Programming Parallel Computers

Chapter 3: Multithreading with OpenMP

Introduction

We have already used OpenMP parallel for loops in Chapter 2, but let us now explore OpenMP in more detail.

Recall that OpenMP is readily available in the GCC compiler; to use it, we just need to add the right #pragma omp directives and compile and link with the command line switch -fopenmp.

Basic multithreading construction: parallel regions

Any useful OpenMP program has to use at least one parallel region. This is a construction that tells OpenMP that we would like to create multiple threads:

a();
#pragma omp parallel
{
    c(1);
    c(2);
}
z();

If we execute the above program, the timeline of the execution might look e.g. like this:

The number of threads is automatically chosen by OpenMP; it is typically equal to the number of hardware threads that the CPU supports, which in the case of a low-end CPU is usually the number of CPU cores. In the examples of this chapter we use a 4-core CPU with 4 threads.

Everything that is contained inside a parallel region is executed by all threads. Note that there is no synchronization inside the region unless you explicitly ask for it. Here, for example, different threads might execute at slightly different speeds, and some might start with c(2) already while some other threads are still processing c(1). However, OpenMP will automatically wait for all threads to finish their work before continuing the part that comes after the loop — so in the above example we know that when z() starts, all threads have finished their work.

Naturally, this example is completely useless by itself as all threads do the same work! We will very soon see how to do worksharing, i.e., how to tell different threads to do different things. Before getting there, let us first have a look at the main coordination primitive: critical sections.

Critical sections

Whenever we modify a shared resource, we must take care of proper synchronization between the threads. The simplest synchronization primitive is a critical section. A critical section ensures that at most one thread is executing code that is inside the critical section. For example, here only one thread is running c(2) at any point of time:

a();
#pragma omp parallel
{
    c(1);
    #pragma omp critical
    {
        c(2);
    }
    c(3);
    c(4);
}
z();

Note that other threads are free to execute e.g. c(3) while another thread is running c(2). However, no other thread can start executing c(2) while one thread is running it.

As we will discuss later in more detail, critical sections also ensure that modifications to shared data in one thread will be visible to the other threads, as long as all references to the shared data are kept inside critical sections. Each thread synchronizes its local caches with global memory whenever it enters or exits a critical section.

Shared vs. private data

Any variable that is declared outside a parallel region is shared: there is only one copy of the variable, and all threads refer to the same variable. Care is needed whenever you refer to such a variable.

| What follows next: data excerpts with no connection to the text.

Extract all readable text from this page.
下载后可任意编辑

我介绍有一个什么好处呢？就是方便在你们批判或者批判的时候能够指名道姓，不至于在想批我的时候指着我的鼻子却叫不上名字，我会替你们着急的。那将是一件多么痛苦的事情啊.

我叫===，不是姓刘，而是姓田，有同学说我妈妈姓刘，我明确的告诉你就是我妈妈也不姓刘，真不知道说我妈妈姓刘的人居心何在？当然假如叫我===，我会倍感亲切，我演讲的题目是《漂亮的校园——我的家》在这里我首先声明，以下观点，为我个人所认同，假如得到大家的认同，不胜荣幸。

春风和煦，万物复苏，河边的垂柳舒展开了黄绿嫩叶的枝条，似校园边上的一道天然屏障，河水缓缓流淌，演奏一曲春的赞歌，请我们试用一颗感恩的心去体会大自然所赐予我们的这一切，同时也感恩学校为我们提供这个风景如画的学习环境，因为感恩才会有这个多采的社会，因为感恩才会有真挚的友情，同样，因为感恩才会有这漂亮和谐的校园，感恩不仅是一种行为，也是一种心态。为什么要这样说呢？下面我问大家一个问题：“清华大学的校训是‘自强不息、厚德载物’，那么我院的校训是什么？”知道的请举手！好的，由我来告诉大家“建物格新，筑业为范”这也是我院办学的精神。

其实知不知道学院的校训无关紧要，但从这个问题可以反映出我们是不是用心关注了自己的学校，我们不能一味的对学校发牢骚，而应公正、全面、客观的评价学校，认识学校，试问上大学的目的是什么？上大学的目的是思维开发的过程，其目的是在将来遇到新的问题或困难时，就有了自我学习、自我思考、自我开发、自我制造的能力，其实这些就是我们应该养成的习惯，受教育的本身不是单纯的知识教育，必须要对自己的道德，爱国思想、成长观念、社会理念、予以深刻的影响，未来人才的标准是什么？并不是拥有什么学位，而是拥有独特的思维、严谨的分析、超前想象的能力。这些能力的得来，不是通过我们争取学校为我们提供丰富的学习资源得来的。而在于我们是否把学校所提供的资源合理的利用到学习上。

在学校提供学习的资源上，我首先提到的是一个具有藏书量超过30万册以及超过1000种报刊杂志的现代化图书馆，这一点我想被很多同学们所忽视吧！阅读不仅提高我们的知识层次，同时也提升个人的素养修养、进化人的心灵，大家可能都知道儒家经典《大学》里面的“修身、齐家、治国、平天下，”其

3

Any variable that is declared inside a parallel region is private: each thread has its own copy of the variable. Such variables are always safe to use.

If a shared variable is read-only, you can safely refer to it from multiple threads inside the parallel region. However, if any thread ever writes to a shared variable, then proper coordination is needed to ensure that no other thread is simultaneously reading or writing to it.

Here is an example of the use of shared and private variables:

static void critical_example(int v) {

    // Shared variables
    int a = 0;
    int b = v;

    #pragma omp parallel
    {
        // Private variable - one for each thread
        int c;

        // Reading from "b" is safe: it is read-only
        // Writing to "c" is safe: it is private
        c = b;

        // Reading from "c" is safe: it is private
        // Writing to "c" is safe: it is private
        c = c * 10;

        #pragma omp critical
        {
            // Any modifications of "a" are safe:
            // we are inside a critical section
            a = a + c;
        }
    }

    // Reading from "a" is safe:
    // we are outside parallel region
    std::cout << a << std::endl;
}

If you run critical_example(1) on a machine with 4 threads, it will output “40”. Each thread will set its own private variable c to 1, then it will multiply it by 10, and finally each thread will increment the shared variable a by 10. Note that all references to a — both reading and writing — are kept inside a critical section.

Other shared resources

Note that e.g. I/O streams are shared resources. Any piece of code that prints something to stdout has to be kept inside a critical section or outside a parallel region.